M. François-Noël Buffet, rapporteur. - L'amendement n° 326 propose de délivrer de plein droit un titre de séjour à l'ensemble des mineurs isolés confiés à l'aide sociale à l'enfance, quel qu'ait été leur âge d'entrée sur le territoire et quel que soit le sérieux de leurs efforts d'intégration. Ces dispositions profiteraient également aux mineurs victimes de la traite.
A l'heure actuelle, un titre de séjour est délivré de plein droit aux jeunes majeurs entrés en France avant l'âge de 16 ans, sous réserve notamment du caractère sérieux de la formation suivie.
La situation des mineurs isolés entrés en France après 16 ans est prise en compte par l'article 19 du projet de loi, qui autorise le préfet à leur délivrer à leur majorité un titre de séjour dès lors qu'ils sont engagés dans une démarche sérieuse de formation.

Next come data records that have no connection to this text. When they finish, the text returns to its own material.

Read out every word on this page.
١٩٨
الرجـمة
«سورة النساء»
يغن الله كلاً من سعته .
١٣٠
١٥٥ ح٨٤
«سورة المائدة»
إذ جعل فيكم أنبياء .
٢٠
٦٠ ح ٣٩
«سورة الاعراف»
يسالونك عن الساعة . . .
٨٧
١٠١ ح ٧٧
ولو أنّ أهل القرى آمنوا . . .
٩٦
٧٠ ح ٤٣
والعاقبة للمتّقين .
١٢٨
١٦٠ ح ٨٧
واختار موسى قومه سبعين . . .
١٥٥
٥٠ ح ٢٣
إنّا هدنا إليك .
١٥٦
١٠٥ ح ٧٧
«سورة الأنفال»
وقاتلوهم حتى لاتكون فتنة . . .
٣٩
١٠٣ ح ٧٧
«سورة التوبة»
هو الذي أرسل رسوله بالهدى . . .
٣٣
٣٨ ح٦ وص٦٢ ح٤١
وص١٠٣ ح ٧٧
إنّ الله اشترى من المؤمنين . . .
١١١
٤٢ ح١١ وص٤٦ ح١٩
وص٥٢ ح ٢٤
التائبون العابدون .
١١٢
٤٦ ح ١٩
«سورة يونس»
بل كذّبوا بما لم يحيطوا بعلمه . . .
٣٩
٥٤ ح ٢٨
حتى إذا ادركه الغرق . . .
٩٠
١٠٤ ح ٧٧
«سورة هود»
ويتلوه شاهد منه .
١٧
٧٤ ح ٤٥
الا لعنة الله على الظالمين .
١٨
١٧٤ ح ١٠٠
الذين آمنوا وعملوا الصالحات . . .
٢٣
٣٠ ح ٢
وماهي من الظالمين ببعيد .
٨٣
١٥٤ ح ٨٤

S'agissant des mineurs étrangers victimes de la traite ou d'autres infractions, le juge des enfants est compétent pour ordonner l'ensemble des mesures nécessaires pour assurer la protection du mineur.
Enfin, les jeunes majeurs qui ne pourraient pas se prévaloir d'une des dispositions du code des étrangers, l'autorité administrative peut toujours délivrer une carte « vie privée et familiale » au regard de considérations humanitaires ou de motifs exceptionnels.
L'amendement paraît donc satisfait.
M. Richard Yung. - Nous voulons attirer l'attention sur les relations familiales, qui souvent n'ont pas été maintenues.
M. François-Noël Buffet, rapporteur. - Quand le mineur n'a plus de lien avec sa famille, le préfet accorde systématiquement le titre de séjour.
La commission émet un avis défavorable à l'amendement n° 326.
Article additionnel après l'article 17
M. François-Noël Buffet, rapporteur. - Le titre de séjour d'un conjoint étranger entré en France au titre du regroupement familial peut être retiré ou faire l'objet d'un refus de renouvellement en cas de rupture de la vie commune, sauf si celle-ci résulte du décès de l'un des conjoints.
Une telle exception n'est pas prévue pour les étrangers mariés à un ressortissant français. Les auteurs de l'amendement n°132 rectifié proposent d'y remédier. La commission y est favorable, à condition d'insérer ces dispositions à l'article L. 312-12, qui traite du renouvellement de la carte « vie privée et familiale », plutôt que dans l'article L. 313-11, qui traite des cas de délivrance de plein droit de ce titre. L'amendement deviendrait alors identique à l'amendement n° 346.
Mme Éliane Assassi. - Nous le rectifierons.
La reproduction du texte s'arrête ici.